The cash raised will ease fears about BG’s ability to meet the cost of bringing big fields in Brazil and Australia onstream.
The announcement of deal talks last month hit Cosan shares as investors questioned what synergies Brazil’s largest sugar and ethanol producer could achieve from a deal, and its impact on Cosan’s efforts to improve its debt rating.
The sale price implies a premium of around 11 percent to Comgas’s closing share price on Wednesday. Royal Dutch Shell Plc owns another 18.1 percent, with around 21 percent traded on the São Paulo stock exchange.
Shell was not immediately available to comment on the deal but sources at the group previously said it had no current plans to sell its stake.
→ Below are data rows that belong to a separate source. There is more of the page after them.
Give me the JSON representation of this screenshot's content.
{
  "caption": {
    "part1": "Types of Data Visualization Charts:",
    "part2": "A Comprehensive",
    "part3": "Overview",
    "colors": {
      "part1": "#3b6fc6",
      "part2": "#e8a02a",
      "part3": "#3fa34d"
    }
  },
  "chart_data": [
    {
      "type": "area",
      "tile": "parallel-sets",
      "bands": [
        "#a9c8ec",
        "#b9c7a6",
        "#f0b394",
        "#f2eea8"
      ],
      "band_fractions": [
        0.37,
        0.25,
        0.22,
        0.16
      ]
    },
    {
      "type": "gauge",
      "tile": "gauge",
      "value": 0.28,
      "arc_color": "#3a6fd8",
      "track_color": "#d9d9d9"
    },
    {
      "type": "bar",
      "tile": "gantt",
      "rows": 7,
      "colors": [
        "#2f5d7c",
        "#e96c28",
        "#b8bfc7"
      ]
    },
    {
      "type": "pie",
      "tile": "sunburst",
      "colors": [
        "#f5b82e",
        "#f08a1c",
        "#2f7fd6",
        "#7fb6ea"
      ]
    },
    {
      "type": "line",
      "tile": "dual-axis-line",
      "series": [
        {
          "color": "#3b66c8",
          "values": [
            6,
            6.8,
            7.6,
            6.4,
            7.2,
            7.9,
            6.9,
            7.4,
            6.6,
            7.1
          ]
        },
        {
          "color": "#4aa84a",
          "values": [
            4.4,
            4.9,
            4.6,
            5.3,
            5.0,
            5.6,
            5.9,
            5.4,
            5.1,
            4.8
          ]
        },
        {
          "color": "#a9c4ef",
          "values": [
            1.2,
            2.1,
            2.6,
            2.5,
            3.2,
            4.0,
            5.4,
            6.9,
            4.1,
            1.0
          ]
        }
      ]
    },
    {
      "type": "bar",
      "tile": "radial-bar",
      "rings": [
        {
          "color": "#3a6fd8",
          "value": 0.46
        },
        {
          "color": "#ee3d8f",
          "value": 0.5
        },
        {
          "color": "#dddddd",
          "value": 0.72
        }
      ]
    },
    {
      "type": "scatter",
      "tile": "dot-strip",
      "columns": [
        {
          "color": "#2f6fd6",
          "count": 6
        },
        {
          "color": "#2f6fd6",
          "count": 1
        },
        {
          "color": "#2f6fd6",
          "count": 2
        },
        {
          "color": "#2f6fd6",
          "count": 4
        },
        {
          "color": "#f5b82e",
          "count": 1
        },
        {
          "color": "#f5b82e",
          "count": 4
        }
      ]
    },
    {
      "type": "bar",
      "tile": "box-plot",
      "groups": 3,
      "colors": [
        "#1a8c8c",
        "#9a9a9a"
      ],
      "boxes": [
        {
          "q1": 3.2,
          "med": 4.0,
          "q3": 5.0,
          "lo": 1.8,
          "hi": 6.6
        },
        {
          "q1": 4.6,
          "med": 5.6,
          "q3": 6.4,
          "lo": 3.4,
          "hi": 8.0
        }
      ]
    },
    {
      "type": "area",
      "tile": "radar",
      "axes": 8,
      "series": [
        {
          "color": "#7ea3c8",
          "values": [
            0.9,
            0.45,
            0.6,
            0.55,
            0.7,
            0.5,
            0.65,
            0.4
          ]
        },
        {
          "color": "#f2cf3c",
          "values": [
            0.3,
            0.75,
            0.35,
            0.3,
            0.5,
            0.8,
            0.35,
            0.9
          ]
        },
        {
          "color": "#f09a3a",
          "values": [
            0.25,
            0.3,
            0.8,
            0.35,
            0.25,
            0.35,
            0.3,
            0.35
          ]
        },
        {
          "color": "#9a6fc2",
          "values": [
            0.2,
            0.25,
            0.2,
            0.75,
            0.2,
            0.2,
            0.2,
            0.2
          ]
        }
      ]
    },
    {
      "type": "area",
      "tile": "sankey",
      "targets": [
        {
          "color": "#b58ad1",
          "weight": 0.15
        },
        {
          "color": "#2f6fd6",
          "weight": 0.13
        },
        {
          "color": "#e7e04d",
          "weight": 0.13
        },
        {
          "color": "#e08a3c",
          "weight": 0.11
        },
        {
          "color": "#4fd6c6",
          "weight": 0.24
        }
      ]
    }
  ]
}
Comgas is the largest distributor of piped natural gas in Brazil with 4,000 kilometres of pipelines that deliver gas to customers in 57 cities, according to its website.
BG reported a 55 percent rise in underlying net profits to $1.27 billion, compared to an average analyst forecast of $1.26 billion, according to Reuters I/B/E/S.
Analysts said it was a good set of results, but an increase in the expected cost of an Australian LNG plant, which means BG will have to up its capital investment budget by 7 percent for 2012-2013 hit the group’s shares.
BG shares traded down 2.5 percent at 1,414 pence at 0739 GMT, lagging a 0.3 percent rise in the STOXX Europe 600 Oil and Gas index.
BG said production rose 5 percent in the quarter compared to the same period in 2011, to 670,000 barrels of oil equivalent per day.
BG’s result compares to falling output at rivals BP Plc, Chevron Corp and ExxonMobil Corp. Royal Dutch Shell Plc was the only one of the top tier of oil and gas groups to report higher output but its rise was only 1.4 percent.
Analysts say it is easier for a group like BG, which has output of a quarter that of its bigger rivals to boost output. However, it has also managed to spot key new oil basins such as offshore Brazil ahead of the industry leaders.
BG also benefited in the quarter from its focus on liquefied natural gas (LNG), with Japan’s reduction in nuclear power production leading to record imports of the supercooled gas and price of $17 to $18 per million British thermal units.
This level is around 9 times the recent lows in U.S. gas prices, and explains BG’s plans to export gas from the United States as LNG.